Hordes of souls poured into Yerba Buena (As San Francisco was then known) in pursuit of gold, the vast majority arriving by ship — and for many of these watercraft the Gold Rush proved to be a one-way trip. By the end of 1850 over 500 were floating in the harbor, with countless more arriving every day. Their crews were only human, of course, and — hardly immune to the lust for gold — many simply abandoned ship and headed for the hills. The harbor in Yerba Buena Cove was soon choked with abandoned vessels being scavenged for lumber, rotting, and gradually sinking into the bay, forming the bulk of the landfill upon which modern downtown San Francisco is built.

Some ships didn’t sink, and lived second lives as ad hoc shops, hotels or brothels. One of the most famous of these is the Niantic, a ship dragged to the corner of Clay and Sansome in 1849 for use as a hotel. She was buried, burned and built over, finally rediscovered in 1974 during excavation for new construction. A number of artifacts found during that dig, including cases of French champagne, are now on display at the wonderful National Maritime Museum in Aquatic Park.

Unlike the “King Philip”, which has been popping up and drifting back under the sand irregularly since its unceremonious demise, the ships underneath the asphalt and concrete of the modern-day Financial District don’t appear unless we dig. In the old Yerba Buena Cove area you can barely drop a spade under the streets without striking old timber. I peeked over the fence at the excavation for the recent construction at Spear and Howard just to see what I could see, and sure enough — there were the decaying timbers of yet another historic ship. I wasn’t surprised — they are everywhere!

History underfoot

I love walking around the old harbor area knowing that there’s history buried just underneath my boots. But without X-ray vision, how are we to know what’s down there, and where?
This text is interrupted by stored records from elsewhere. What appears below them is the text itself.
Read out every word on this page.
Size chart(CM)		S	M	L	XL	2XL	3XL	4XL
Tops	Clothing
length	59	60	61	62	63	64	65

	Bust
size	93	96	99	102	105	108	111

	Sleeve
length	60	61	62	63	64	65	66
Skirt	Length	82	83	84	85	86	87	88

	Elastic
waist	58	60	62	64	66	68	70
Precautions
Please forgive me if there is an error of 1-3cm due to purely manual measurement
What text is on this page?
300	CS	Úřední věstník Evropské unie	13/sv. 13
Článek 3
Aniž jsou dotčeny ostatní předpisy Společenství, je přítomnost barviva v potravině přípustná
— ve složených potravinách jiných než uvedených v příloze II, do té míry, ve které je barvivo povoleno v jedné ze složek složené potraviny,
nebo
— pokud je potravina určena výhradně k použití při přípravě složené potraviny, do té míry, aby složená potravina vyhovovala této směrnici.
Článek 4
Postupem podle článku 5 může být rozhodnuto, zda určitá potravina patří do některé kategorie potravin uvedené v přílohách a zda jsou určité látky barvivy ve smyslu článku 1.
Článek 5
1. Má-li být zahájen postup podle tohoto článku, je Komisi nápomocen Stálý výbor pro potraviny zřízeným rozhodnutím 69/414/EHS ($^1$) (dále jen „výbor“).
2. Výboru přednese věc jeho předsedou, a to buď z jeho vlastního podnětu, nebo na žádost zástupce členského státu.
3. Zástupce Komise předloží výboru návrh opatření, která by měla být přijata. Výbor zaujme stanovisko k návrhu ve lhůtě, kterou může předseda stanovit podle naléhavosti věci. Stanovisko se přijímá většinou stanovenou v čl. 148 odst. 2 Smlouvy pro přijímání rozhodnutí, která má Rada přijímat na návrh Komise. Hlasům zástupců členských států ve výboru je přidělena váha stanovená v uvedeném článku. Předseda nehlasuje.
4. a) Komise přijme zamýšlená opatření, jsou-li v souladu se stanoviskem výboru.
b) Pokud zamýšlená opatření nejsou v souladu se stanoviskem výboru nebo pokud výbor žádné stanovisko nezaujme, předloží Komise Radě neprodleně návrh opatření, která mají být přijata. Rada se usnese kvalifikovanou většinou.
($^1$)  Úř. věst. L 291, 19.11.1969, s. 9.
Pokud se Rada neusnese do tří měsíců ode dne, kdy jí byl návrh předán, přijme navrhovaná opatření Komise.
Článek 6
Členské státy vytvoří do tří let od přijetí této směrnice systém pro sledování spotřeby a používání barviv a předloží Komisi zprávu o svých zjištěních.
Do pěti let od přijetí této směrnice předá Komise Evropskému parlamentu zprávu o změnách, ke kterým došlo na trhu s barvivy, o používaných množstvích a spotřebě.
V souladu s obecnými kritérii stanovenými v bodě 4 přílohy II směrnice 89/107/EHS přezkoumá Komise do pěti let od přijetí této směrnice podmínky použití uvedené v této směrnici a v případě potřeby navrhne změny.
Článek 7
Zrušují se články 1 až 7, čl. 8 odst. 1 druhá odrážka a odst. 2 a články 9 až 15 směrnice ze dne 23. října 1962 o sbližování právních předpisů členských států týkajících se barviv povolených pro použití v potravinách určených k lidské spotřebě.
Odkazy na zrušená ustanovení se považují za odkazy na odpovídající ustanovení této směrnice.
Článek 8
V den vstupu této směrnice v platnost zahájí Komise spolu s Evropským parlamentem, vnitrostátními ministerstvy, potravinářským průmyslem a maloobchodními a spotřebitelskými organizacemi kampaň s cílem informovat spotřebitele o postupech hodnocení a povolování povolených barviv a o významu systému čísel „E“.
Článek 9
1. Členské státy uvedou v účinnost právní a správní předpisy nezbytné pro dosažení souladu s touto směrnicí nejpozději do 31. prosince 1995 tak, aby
Well, Ron Filion over at has compiled a close-to-definitive map showing the locations of dozens of ships, as well as the location of the Yerba Buena shoreline back in 1849. It’s a nice hi-res image, great for printing and and taking along for a summer stroll with the ghosts of the maritime 1850s.

On the other hand, if you want to get your feet wet, there are hundreds of ships lying in the waters offshore. For excruciating detail and locations of these wrecks, download the Submerged Cultural Resources Assessment, covering the waters of the Golden Gate Recreation Area, the Farallones, and the Point Reyes seashore. For a trip like this, you’re on your own!